Stiner looked at her for a long moment. "No kidding?" She nodded and looked again at the pictures. "So which is this?" he continued.

"I don't know for sure. . . . Let me take a guess." She looked at the spot on the floor where Candice had died . . . then back up at Stiner and Lockwood. Malavida was still at the window, but he had turned slightly to listen to her.

"This crime scene was organized," she said, studying the pictures. "That means the guy we're dealing with is slightly older than the mean age of sex killers, which is twenty-five. He's more sophisticated, less frenzied. He cleaned up after himself. Probably used garbage bags to carry the limbs out, because there's no blood trail I can see from the crime scene pictures of the hall or the staircase."

"That's what we figured," Detective Stiner said.

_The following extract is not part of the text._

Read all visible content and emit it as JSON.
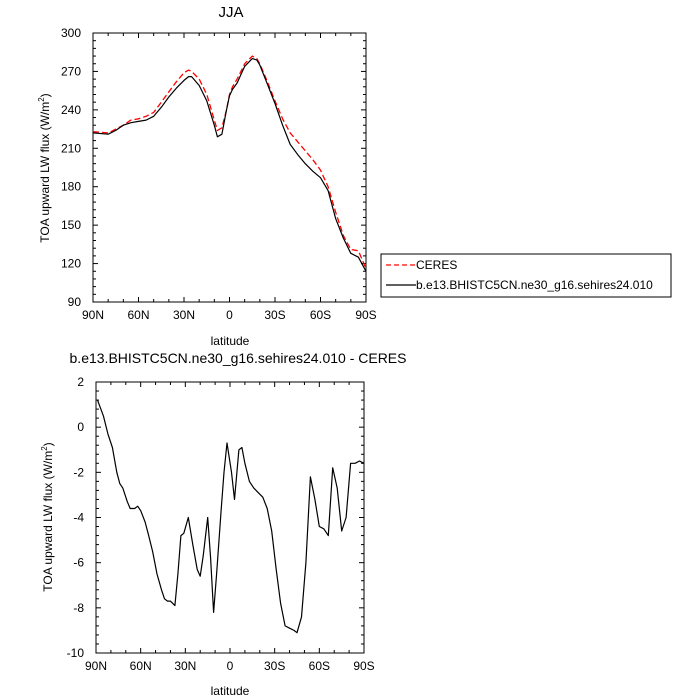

"My guess is that since he cleaned up after himself, this thing with the books probably isn't ritual. He was trying to throw the police off somehow. I think it's staging."

"How would that do anything?" Stiner asked, puzzled.

Lockwood moved away from them and stood looking out the window. He could see down into the still-wet street and he wondered if the killer had watched her from there. Her desk was near the window. After a minute, Karen moved over to where he was standing and noticed a frown on his face. "What is it?" she asked.

"Karen, did you ever take any pre-med when you were getting your doctorates?"

Malavida was standing next to them, listening.

"They aren't that kind of doctorates."

"Well, I've been to maybe a hundred autopsies," he continued, still looking down into the street. "You have any idea how hard it is to sever somebody's arms like that? How long it takes? You need bone saws and clamps, extremely sharp instruments. Those photographs show clean incisions. Clean bone cuts. This guy didn't do this in a frenzy. This was methodical. I just . * * "

They stood in silence and waited for him to finish his thought.

" . . . Okay, so he comes in, sets off the alarm at seven-thirty. He kills her, surgically removes both arms, brands her, then arranges the body with books . . . then bags all this up, cleans up the site, and leaves. All of this in fifteen minutes?" He turned now to face them. "That sound right to you?"